The girls shouted, but Katy soon grew grave. “One can’t help laughing,” she said, “but isn’t it a shame to have such things going on? Just fancy our Elsie behaving so, Clover! Why, papa would have a fit. I declare, I’ve a great mind to get up a society to put down flirting.”
“Do!” said Rose. “What fun it would be! Call it ‘The Society for the Suppression of Young Men.’ I’ll join.”
“You, indeed!” replied Katy, shaking her head. “Didn’t I see Berry
Searles throw a bunch of syringa into your window only this morning?”

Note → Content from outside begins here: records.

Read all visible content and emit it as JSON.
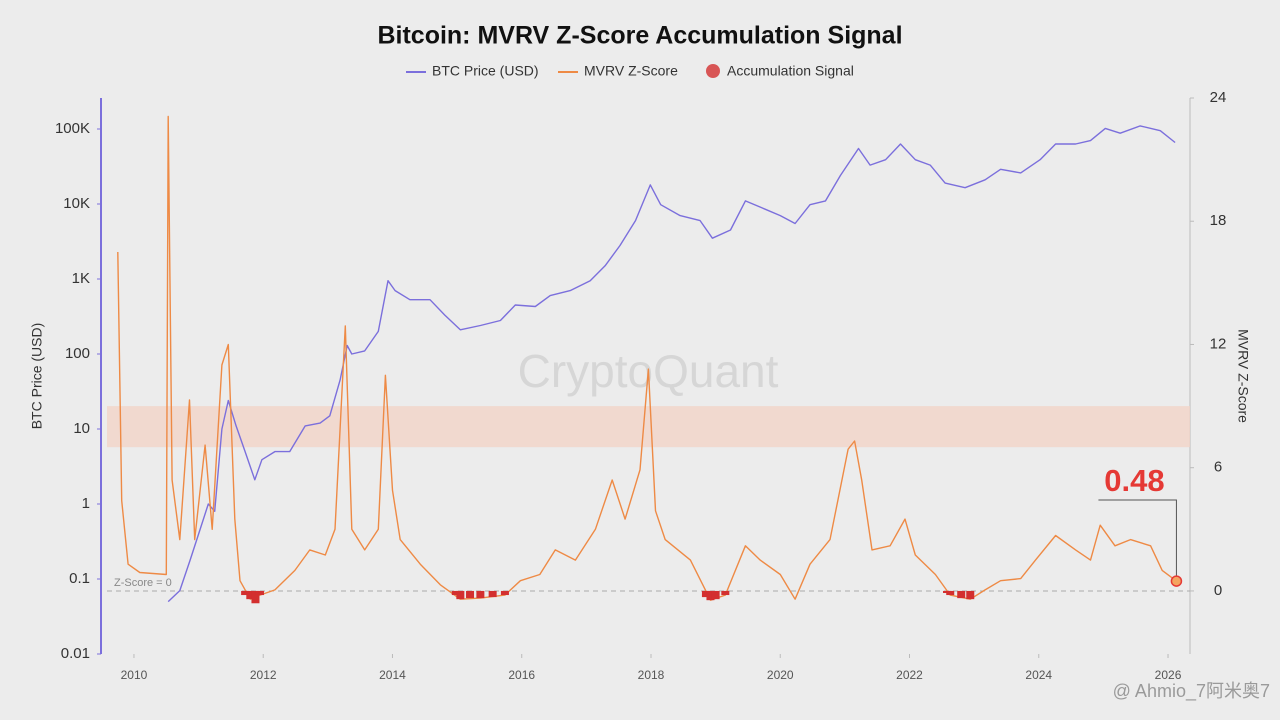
{
  "chart_data": {
    "type": "dual_axis_line",
    "title": "Bitcoin: MVRV Z-Score Accumulation Signal",
    "y_label": "BTC Price (USD)",
    "y2_label": "MVRV Z-Score",
    "watermark": "CryptoQuant",
    "footer_watermark": "@ Ahmio_7阿米奥7",
    "xlim": [
      2009.49,
      2026.34
    ],
    "xticks": [
      2010,
      2012,
      2014,
      2016,
      2018,
      2020,
      2022,
      2024,
      2026
    ],
    "ylog": true,
    "ylim": [
      0.01,
      259000
    ],
    "yticks": [
      0.01,
      0.1,
      1,
      10,
      100,
      {
        "value": 1000,
        "label": "1K"
      },
      {
        "value": 10000,
        "label": "10K"
      },
      {
        "value": 100000,
        "label": "100K"
      }
    ],
    "y2lim": [
      -3.07,
      24
    ],
    "y2ticks": [
      0,
      6,
      12,
      18,
      24
    ],
    "highlight_band": {
      "y2": [
        7,
        9
      ],
      "color": "#f2d5c8"
    },
    "zero_line": {
      "value": 0,
      "label": "Z-Score = 0"
    },
    "annotation": {
      "x": 2026.13,
      "value": 0.48,
      "color": "#e53935"
    },
    "series": [
      {
        "name": "BTC Price (USD)",
        "color": "#7b6fdc",
        "kind": "line",
        "x": [
          2010.53,
          2010.71,
          2010.87,
          2011.02,
          2011.15,
          2011.25,
          2011.36,
          2011.46,
          2011.58,
          2011.72,
          2011.87,
          2011.98,
          2012.18,
          2012.41,
          2012.65,
          2012.88,
          2013.03,
          2013.19,
          2013.3,
          2013.37,
          2013.57,
          2013.78,
          2013.93,
          2014.04,
          2014.27,
          2014.58,
          2014.81,
          2015.05,
          2015.36,
          2015.67,
          2015.9,
          2016.21,
          2016.44,
          2016.75,
          2017.06,
          2017.29,
          2017.52,
          2017.76,
          2017.99,
          2018.15,
          2018.45,
          2018.76,
          2018.95,
          2019.23,
          2019.46,
          2019.77,
          2020.0,
          2020.23,
          2020.46,
          2020.7,
          2020.93,
          2021.21,
          2021.39,
          2021.63,
          2021.86,
          2022.09,
          2022.32,
          2022.55,
          2022.86,
          2023.17,
          2023.41,
          2023.72,
          2024.02,
          2024.26,
          2024.57,
          2024.8,
          2025.03,
          2025.26,
          2025.57,
          2025.88,
          2026.11
        ],
        "values": [
          0.05,
          0.07,
          0.18,
          0.45,
          1,
          0.8,
          10,
          24,
          11,
          5,
          2.1,
          3.9,
          5,
          5,
          11,
          12,
          15,
          45,
          130,
          100,
          110,
          200,
          950,
          700,
          530,
          530,
          330,
          210,
          240,
          280,
          450,
          430,
          600,
          700,
          950,
          1500,
          2800,
          6000,
          18000,
          9800,
          7000,
          6000,
          3500,
          4500,
          11000,
          8500,
          7000,
          5500,
          9800,
          11000,
          24000,
          55000,
          33000,
          39000,
          63000,
          39000,
          33000,
          19000,
          16500,
          21000,
          29000,
          26000,
          39000,
          63000,
          63000,
          70000,
          102000,
          88000,
          110000,
          95000,
          66000
        ]
      },
      {
        "name": "MVRV Z-Score",
        "color": "#ee8a45",
        "kind": "line",
        "axis": "y2",
        "x": [
          2009.75,
          2009.81,
          2009.91,
          2010.09,
          2010.5,
          2010.53,
          2010.59,
          2010.71,
          2010.86,
          2010.94,
          2011.1,
          2011.21,
          2011.36,
          2011.46,
          2011.56,
          2011.64,
          2011.8,
          2011.95,
          2012.18,
          2012.49,
          2012.72,
          2012.96,
          2013.11,
          2013.27,
          2013.37,
          2013.57,
          2013.78,
          2013.89,
          2014.0,
          2014.12,
          2014.43,
          2014.74,
          2015.05,
          2015.36,
          2015.74,
          2015.98,
          2016.28,
          2016.52,
          2016.83,
          2017.14,
          2017.4,
          2017.6,
          2017.83,
          2017.96,
          2018.07,
          2018.22,
          2018.61,
          2018.92,
          2019.15,
          2019.46,
          2019.69,
          2020.0,
          2020.23,
          2020.46,
          2020.77,
          2021.05,
          2021.15,
          2021.26,
          2021.42,
          2021.7,
          2021.93,
          2022.09,
          2022.4,
          2022.63,
          2022.94,
          2023.17,
          2023.41,
          2023.72,
          2023.95,
          2024.26,
          2024.57,
          2024.8,
          2024.95,
          2025.18,
          2025.42,
          2025.73,
          2025.91,
          2026.13
        ],
        "values": [
          16.5,
          4.4,
          1.3,
          0.9,
          0.8,
          23.1,
          5.4,
          2.5,
          9.3,
          2.5,
          7.1,
          3.0,
          11.0,
          12.0,
          3.5,
          0.5,
          -0.4,
          -0.2,
          0.05,
          1.0,
          2.0,
          1.75,
          3.0,
          12.9,
          3.0,
          2.0,
          3.0,
          10.5,
          4.9,
          2.5,
          1.3,
          0.3,
          -0.4,
          -0.35,
          -0.2,
          0.5,
          0.8,
          2.0,
          1.5,
          3.0,
          5.4,
          3.5,
          5.9,
          10.8,
          3.9,
          2.5,
          1.5,
          -0.45,
          -0.2,
          2.2,
          1.5,
          0.8,
          -0.4,
          1.3,
          2.5,
          6.9,
          7.3,
          5.4,
          2.0,
          2.2,
          3.5,
          1.75,
          0.8,
          -0.2,
          -0.4,
          0.05,
          0.5,
          0.6,
          1.5,
          2.7,
          2.0,
          1.5,
          3.2,
          2.2,
          2.5,
          2.2,
          1.0,
          0.48
        ]
      },
      {
        "name": "Accumulation Signal",
        "color": "#d32f2f",
        "kind": "signal",
        "axis": "y2",
        "x": [
          2011.72,
          2011.8,
          2011.88,
          2011.95,
          2014.98,
          2015.05,
          2015.2,
          2015.36,
          2015.55,
          2015.74,
          2018.85,
          2018.92,
          2019.0,
          2019.15,
          2022.58,
          2022.63,
          2022.8,
          2022.94
        ],
        "values": [
          -0.2,
          -0.4,
          -0.6,
          -0.2,
          -0.2,
          -0.4,
          -0.35,
          -0.35,
          -0.3,
          -0.2,
          -0.3,
          -0.45,
          -0.4,
          -0.2,
          -0.1,
          -0.2,
          -0.35,
          -0.4
        ]
      }
    ]
  }
}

“Dear me! did he? I shall have to speak to Mary again. It’s quite shocking to have her go on so. But really and truly do let us have a Society. It would be so jolly. We could meet on Saturday afternoons, and write pieces and have signals and a secret, as Sylvia’s Society did when she was at school. Get one up, Katy,— that’s a dear.”
“But,” said Katy, taken aback by having her random idea so suddenly adopted, “if I did get one up, it would be in real earnest, and it would be a society against flirting. And you know you can’t help it, Rosy.”
“Yes, I can. You are doing me great injustice. I don’t behave like those girls in Attic Row. I never did. I just bow to Berry and the rest whom I really know,—never to anybody else. And you must see, Katherine darling, that it would be the height of ingratitude if I didn’t bow to the boys who made mud pies for me when I was little, and lent me their marbles, and did all sorts of kind things. Now wouldn’t it?”—coaxingly.
“Per—haps,” admitted Katy, with a smile. “But you’re such a witch!”
“I’m not,—indeed I’m not. I’ll be a pillar of society if only you’ll provide a Society for me to be a pillar of. Now, Katy, do—ah, do, do!”
When Rose was in a coaxing mood, few people could resist her. Katy yielded, and between jest and earnest the matter was settled. Katy was to head the plan and invite the members.
“Only a few at first,” suggested Rose. “When it is proved to be a success, and everybody wants to join, we can let in two or three more as a great favor. What shall the name be? We’ll keep it a secret, whatever it is. There’s no fun in a society without a secret.”
What should the name be? Rose invented half a dozen, each more absurd than the last. “The Anti-Jane Society” would sound well, she insisted. Or, no!—the “Put-him-down-Club” was better yet! Finally they settled upon “The Society for the Suppression of Unladylike Conduct.”